L'ethnopsychiatrie est un domaine de recherche partageant objets et méthodes tant avec la psychologie clinique qu'avec l'anthropologie. L'ethnopsychiatrie s'est intéressée aux désordres psychologiques en rapport à leur contexte culturel d'une part, aux systèmes culturels d'interprétation et de traitement du mal, du malheur et de la maladie d'autre part. Cette discipline a connu une extension dans les vingt dernières années, engendrant des dispositifs originaux de prise en charge des souffrances psychologiques des populations migrantes.
Georges Devereux (1908-1985) est considéré comme le père fondateur de la discipline. Si l'anthropologue et psychanalyste hongrois Géza Róheim (1891-1953) a été successivement anthropologue et psychanalyste, s'il a souvent appliqué des grilles psychanalytiques aux phénomènes anthropologiques et quelquefois des interprétations anthropologiques à certaines problématiques psychiatriques,il n'a jamais fait d'ethnopsychanalyse.
Devereux appelait ethnopsychiatrie le domaine de recherche et ethnopsychanalyse la méthodologie afférente. Il a toujours affirmé que la culture prescrivait à ses membres "la bonne façon d'être fou". C'est comme si la société énonçait : vous ne devez pas être fou, mais si toutefois vous le devenez, voici la bonne manière de l'être.
Georges Devereux a toujours affirmé que ce n’était pas lui, mais Louis Mars, un psychopédagogue haïtien qui s'intéressait tant au Vaudou qu'à la décolonisation, qui a créé le mot « ethnopsychiatrie ». Louis Mars est devenu diplomate, longtemps ambassadeur d’Haïti, mais, lorsqu’il était psychiatre, il préconisait de faire de « l’ethnopsychiatrie » plutôt que de la psychiatrie.
Lié à l'anti-colonialisme, « l'ethnopsychiatrie » comme bien d’autres disciplines à préfixe « ethno » (ethnobotanique, ethnomathématiques) admet comme prémisses que des peuples n'ayant pas de tradition écrite possèdent tout de même des savoirs. Malgré leur caractère populaire, ces ethnosciences, constituent de vrais savoirs qui, en tant que tels, concernent l'humanité entière. « Ethnopsychiatrie » implique par conséquent que ce que nous nommons « psychiatrie » possède son équivalent dans chaque culture humaine. C’est ainsi que Devereux a pu écrire qu'il n'existait pas de peuple sans « ethnopsychiatrie » — c'est-à-dire de peuple qui ne possède un système de repérage et de prise en charge d'un certain type de négativité. L’ethnopsychiatrie postule que ces ethnosciences, savoirs réels, techniques efficaces, méritent d'être étudiés pour eux-mêmes et non comme des simples coutumes ou traditions archaïques.

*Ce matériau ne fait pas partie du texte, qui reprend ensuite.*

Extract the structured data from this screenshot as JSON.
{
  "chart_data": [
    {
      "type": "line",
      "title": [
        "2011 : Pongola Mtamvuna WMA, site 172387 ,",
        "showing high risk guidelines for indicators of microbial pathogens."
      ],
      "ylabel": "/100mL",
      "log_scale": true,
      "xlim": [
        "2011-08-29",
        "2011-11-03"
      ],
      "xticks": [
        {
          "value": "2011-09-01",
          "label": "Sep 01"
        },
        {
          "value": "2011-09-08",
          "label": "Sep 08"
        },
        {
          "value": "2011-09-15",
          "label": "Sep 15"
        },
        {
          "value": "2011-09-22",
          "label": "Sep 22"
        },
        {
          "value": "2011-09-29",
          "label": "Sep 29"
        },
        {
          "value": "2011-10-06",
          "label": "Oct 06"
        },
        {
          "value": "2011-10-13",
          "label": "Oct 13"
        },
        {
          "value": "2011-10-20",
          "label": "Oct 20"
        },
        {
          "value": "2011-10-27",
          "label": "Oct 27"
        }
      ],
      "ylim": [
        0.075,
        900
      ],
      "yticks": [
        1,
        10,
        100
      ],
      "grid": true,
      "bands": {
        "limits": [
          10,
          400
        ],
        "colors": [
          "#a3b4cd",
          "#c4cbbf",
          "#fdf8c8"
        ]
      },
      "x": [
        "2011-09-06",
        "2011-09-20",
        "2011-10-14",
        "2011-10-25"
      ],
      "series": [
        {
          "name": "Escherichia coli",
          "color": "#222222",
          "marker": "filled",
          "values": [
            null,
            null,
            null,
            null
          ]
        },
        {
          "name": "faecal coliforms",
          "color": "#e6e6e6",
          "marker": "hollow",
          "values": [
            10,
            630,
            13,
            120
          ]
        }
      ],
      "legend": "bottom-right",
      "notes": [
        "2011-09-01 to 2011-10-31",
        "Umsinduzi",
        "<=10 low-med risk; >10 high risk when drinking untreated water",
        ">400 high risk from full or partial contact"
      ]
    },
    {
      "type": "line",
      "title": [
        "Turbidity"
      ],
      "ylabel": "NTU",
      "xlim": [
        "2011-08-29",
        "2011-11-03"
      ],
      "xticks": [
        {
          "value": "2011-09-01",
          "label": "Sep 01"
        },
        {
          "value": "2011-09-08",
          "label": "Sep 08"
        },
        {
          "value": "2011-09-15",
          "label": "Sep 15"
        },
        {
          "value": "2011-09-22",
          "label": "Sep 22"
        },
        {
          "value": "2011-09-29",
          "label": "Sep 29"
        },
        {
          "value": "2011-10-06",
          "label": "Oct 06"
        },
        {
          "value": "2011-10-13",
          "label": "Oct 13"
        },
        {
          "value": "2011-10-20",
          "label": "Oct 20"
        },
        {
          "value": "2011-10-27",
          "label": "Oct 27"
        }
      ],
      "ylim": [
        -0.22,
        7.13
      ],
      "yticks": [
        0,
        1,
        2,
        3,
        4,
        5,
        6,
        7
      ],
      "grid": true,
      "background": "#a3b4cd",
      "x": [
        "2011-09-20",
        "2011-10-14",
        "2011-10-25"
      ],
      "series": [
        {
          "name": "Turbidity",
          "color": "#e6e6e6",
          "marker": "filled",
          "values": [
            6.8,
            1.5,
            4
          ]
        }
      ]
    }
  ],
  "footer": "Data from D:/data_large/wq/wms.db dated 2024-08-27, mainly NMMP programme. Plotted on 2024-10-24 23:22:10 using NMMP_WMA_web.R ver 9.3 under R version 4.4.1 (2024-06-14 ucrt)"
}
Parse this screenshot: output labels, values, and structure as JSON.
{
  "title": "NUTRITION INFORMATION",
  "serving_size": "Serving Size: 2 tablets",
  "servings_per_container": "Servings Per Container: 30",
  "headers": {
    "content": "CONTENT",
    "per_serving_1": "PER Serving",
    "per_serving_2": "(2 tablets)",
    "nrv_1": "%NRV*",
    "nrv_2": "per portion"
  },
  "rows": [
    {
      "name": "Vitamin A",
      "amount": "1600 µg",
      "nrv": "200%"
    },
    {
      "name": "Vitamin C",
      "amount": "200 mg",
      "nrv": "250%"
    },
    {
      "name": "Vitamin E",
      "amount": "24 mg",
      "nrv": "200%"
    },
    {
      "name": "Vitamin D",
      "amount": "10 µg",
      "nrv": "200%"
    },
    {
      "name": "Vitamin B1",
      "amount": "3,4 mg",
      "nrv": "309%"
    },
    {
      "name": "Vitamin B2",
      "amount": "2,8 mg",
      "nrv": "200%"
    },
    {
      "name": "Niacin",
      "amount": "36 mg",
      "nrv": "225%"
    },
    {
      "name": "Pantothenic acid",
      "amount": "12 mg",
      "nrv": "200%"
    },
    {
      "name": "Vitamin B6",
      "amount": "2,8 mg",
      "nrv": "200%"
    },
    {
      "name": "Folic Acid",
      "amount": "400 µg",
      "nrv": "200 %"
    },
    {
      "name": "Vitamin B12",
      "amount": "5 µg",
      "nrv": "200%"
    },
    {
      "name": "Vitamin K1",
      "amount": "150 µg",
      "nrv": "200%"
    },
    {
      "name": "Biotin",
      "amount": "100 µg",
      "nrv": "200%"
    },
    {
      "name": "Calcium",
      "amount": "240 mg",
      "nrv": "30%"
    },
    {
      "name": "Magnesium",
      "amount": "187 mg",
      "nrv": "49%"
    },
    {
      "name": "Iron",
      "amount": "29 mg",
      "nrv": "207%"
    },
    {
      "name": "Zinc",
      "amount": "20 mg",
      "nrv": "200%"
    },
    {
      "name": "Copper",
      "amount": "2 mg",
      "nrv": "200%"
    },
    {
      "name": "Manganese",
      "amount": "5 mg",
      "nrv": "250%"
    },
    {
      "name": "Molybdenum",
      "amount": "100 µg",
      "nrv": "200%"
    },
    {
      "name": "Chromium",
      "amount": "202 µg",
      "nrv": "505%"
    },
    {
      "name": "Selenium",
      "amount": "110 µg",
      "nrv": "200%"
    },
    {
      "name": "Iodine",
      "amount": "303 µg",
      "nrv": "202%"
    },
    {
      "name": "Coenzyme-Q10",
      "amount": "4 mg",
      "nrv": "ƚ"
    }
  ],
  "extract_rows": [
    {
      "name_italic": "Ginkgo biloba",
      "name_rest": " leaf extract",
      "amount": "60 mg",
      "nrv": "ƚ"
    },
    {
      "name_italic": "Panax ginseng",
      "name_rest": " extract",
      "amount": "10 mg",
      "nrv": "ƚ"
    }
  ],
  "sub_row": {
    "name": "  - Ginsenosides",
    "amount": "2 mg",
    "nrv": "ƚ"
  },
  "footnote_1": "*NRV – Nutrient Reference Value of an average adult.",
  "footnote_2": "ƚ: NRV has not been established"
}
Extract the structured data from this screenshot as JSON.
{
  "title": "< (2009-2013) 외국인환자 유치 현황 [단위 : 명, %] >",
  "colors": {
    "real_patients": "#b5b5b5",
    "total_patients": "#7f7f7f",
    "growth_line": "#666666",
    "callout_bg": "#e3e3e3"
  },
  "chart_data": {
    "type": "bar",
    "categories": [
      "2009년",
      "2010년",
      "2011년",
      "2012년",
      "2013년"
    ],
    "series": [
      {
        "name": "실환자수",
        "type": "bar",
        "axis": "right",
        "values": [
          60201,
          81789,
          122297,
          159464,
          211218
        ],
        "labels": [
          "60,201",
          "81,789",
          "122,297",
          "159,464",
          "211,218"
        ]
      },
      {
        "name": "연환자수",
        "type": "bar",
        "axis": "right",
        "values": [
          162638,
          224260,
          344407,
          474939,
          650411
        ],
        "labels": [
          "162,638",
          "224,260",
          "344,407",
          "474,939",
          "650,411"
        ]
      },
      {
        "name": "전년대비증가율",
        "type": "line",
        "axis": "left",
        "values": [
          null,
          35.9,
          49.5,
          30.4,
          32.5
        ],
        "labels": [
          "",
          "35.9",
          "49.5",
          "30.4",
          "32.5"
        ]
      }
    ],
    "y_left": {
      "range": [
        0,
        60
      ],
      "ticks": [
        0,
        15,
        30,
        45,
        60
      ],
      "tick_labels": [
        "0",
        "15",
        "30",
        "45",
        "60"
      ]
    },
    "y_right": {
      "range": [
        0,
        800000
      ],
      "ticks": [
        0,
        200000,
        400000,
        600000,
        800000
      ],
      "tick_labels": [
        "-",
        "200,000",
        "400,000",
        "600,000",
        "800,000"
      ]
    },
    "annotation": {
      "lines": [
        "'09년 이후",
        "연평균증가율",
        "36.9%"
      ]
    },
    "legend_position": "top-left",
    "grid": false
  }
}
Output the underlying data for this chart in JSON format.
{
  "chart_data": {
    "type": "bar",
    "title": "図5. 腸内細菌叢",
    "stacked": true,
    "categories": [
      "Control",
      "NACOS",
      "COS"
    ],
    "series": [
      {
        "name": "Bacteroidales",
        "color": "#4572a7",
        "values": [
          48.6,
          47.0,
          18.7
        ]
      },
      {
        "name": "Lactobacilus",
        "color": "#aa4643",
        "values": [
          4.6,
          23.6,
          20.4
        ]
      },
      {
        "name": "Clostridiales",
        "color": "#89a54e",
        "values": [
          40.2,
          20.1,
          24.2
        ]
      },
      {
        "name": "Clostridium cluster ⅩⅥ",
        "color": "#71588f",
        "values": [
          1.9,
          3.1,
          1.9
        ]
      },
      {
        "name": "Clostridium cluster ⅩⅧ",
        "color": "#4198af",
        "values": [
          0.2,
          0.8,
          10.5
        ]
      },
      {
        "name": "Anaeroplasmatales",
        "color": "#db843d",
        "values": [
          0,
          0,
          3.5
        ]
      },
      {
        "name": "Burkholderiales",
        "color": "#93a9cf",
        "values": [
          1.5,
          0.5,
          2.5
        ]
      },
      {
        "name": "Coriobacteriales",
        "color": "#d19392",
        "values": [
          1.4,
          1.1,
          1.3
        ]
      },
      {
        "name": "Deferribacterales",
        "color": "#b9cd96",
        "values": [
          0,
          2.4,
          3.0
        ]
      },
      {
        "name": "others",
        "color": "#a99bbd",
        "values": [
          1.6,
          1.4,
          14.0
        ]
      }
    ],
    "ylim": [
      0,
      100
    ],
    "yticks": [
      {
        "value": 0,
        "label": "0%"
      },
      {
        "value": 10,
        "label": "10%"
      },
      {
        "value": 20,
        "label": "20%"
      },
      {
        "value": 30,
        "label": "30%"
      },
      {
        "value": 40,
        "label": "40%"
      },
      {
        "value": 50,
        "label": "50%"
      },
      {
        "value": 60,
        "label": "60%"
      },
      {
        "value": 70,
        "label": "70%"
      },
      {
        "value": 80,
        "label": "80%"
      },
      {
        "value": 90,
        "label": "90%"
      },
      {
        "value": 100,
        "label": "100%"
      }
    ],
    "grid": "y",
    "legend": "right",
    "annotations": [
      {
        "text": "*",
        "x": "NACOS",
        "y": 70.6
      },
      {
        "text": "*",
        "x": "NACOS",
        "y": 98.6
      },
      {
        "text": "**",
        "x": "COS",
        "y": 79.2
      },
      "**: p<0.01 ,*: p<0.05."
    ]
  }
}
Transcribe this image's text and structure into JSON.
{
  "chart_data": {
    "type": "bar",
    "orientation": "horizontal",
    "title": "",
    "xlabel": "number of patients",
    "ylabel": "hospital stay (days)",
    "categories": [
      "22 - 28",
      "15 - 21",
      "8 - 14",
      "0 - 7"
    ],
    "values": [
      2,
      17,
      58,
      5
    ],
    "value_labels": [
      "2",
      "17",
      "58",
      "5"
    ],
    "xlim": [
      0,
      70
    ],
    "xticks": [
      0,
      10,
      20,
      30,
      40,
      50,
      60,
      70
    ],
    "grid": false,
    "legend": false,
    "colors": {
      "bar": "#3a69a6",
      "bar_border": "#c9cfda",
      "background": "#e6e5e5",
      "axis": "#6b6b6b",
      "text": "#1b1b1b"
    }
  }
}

Parmi ses nombreux champs de recherche, l'ethnopsychiatrie étudie tous les systèmes nosologiques, à travers les cultures, ainsi que les thérapeutiques qui leur correspondent. Cette étude systématique, à l'écoute des systèmes les plus singuliers, a conduit certains chercheurs à rejeter le privilège ethnocentrique habituellement accordé à la psychiatrie occidentale, alors envisagée, en toute logique, comme une ethnopsychiatrie parmi d'autres.
L'ethnopsychiatrie se heurte cependant aux critiques des tenants de l'universalité de la psychiatrie ou de la psychanalyse, qui affirment la supériorité de ce qu'ils tiennent pour des savoirs scientifiques sur ces savoirs traditionnels.
L'intérêt de l'ethnopsychiatrie pour les systèmes thérapeutiques des autres mondes l'a conduite à développer des analyses fines de types d'intelligibilité ou de causalité populaires tels que : l'infraction d'un tabou, l'envoûtement, l'action des génies, des esprits des morts et bien d'autres entités.